HeraMED (Israel, Australian Stock Exchange publicly listed company) provided partial salary support to Joondalup Health Campus for a nurse throughout the study to help the clinical implementation of the HeraCARE system into the antenatal clinic. HeraMed provided the raw FHR data in excel format for independent analysis by the study team, and the photographs and the image of the overlaying FHR traces used in this manuscript. HeraMed had no other role in the development of the protocol, manuscript or the conclusions. The Authors declare no Competing Financial or Non-Financial Interests.

Ethical approval and consent to participate

Informed written consent was obtained from all participants, and the Ramsay Health Care Human Research Ethics Committee of Victoria and New South Wales, approved the study (reference No. 2020-005). The study was registered with ANZCTR, Trial Id: ACTRN12620000739910.

Additional information

Publisher’s note Springer Nature remains neutral with regard to jurisdictional claims in published maps and institutional affiliations.

Supplementary information

Rights and permissions

Open Access This article is licensed under a Creative Commons Attribution 4.0 International License, which permits use, sharing, adaptation, distribution and reproduction in any medium or format, as long as you give appropriate credit to the original author(s) and the source, provide a link to the Creative Commons license, and indicate if changes were made. The images or other third party material in this article are included in the article’s Creative Commons license, unless indicated otherwise in a credit line to the material. If material is not included in the article’s Creative Commons license and your intended use is not permitted by statutory regulation or exceeds the permitted use, you will need to obtain permission directly from the copyright holder. To view a copy of this license, visit http://creativecommons.org/licenses/by/4.0/.

Reprints and permissions

About this article

Accuracy, interpretability and usability study of a wireless self-guided fetal heartbeat monitor compared to cardiotocography (8)

Cite this article

Porter, P., Zhou, H., Schneider, B. et al.

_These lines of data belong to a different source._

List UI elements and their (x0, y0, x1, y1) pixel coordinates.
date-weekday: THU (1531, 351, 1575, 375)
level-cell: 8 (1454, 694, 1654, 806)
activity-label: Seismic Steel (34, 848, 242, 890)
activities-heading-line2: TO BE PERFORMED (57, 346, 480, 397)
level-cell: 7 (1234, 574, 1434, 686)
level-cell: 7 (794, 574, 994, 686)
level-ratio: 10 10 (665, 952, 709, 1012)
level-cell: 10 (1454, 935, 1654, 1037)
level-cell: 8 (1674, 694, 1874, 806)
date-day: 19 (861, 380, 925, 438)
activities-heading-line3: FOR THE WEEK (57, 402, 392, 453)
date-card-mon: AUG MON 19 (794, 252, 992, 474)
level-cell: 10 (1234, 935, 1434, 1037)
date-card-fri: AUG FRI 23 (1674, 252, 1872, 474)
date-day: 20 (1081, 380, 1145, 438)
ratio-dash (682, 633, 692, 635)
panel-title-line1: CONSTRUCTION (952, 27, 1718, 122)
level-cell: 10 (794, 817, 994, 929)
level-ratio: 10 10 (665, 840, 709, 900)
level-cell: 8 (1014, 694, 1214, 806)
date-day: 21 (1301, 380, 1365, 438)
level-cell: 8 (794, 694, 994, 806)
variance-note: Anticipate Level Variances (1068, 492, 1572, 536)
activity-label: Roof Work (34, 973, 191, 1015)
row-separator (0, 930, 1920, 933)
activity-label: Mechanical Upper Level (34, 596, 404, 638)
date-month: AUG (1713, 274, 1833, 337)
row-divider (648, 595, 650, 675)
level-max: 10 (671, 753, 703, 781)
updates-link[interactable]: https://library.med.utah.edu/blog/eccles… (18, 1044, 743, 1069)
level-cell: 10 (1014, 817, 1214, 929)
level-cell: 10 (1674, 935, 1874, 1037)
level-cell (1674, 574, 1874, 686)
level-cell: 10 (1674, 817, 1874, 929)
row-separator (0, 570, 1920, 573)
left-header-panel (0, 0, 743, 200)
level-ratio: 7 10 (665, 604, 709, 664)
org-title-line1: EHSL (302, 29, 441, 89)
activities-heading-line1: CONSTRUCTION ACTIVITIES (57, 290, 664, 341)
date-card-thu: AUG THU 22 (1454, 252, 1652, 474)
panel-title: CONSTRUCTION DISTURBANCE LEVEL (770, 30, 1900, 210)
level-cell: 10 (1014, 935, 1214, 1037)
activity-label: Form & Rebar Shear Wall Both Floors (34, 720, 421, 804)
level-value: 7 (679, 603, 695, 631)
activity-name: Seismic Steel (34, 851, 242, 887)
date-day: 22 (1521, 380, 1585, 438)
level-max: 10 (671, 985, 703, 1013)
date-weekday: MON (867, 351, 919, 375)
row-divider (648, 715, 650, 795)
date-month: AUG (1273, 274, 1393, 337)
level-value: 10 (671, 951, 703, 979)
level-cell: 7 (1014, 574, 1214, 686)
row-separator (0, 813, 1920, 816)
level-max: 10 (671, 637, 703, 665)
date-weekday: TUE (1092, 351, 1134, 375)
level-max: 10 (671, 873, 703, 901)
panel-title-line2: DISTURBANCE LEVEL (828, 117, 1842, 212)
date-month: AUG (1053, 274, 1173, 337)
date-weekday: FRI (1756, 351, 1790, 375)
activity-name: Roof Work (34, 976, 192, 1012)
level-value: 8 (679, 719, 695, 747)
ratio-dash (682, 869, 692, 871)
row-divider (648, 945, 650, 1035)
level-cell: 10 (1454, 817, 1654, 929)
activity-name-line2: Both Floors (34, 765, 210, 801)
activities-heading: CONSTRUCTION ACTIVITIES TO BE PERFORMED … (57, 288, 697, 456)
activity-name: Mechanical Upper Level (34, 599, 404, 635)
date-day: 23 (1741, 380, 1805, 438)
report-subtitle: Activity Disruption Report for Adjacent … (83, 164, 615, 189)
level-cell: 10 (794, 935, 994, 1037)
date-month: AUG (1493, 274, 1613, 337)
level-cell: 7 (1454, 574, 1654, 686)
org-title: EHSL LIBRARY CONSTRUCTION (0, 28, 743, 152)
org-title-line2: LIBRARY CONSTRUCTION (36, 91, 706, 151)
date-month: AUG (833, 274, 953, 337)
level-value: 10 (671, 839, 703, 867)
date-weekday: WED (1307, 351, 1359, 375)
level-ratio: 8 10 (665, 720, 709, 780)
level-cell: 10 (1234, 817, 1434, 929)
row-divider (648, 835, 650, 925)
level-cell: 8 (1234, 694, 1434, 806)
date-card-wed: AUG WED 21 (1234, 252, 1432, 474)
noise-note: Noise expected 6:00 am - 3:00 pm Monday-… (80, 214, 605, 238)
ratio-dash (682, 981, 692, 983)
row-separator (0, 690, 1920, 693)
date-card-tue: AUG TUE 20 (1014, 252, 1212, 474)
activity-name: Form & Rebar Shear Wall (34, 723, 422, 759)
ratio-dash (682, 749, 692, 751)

Accuracy, interpretability and usability study of a wireless self-guided fetal heartbeat monitor compared to cardiotocography. npj Digit. Med. 5, 167 (2022). https://doi.org/10.1038/s41746-022-00714-6

Download citation

  • Received:

  • Accepted:

  • Published:

  • DOI: https://doi.org/10.1038/s41746-022-00714-6

Accuracy, interpretability and usability study of a wireless self-guided fetal heartbeat monitor compared to cardiotocography (2024)
Top Articles
Latest Posts
Recommended Articles
Article information

Author: Kieth Sipes

Last Updated:

Views: 6380

Rating: 4.7 / 5 (47 voted)

Reviews: 86% of readers found this page helpful

Author information

Name: Kieth Sipes

Birthday: 2001-04-14

Address: Suite 492 62479 Champlin Loop, South Catrice, MS 57271

Phone: +9663362133320

Job: District Sales Analyst

Hobby: Digital arts, Dance, Ghost hunting, Worldbuilding, Kayaking, Table tennis, 3D printing

Introduction: My name is Kieth Sipes, I am a zany, rich, courageous, powerful, faithful, jolly, excited person who loves writing and wants to share my knowledge and understanding with you.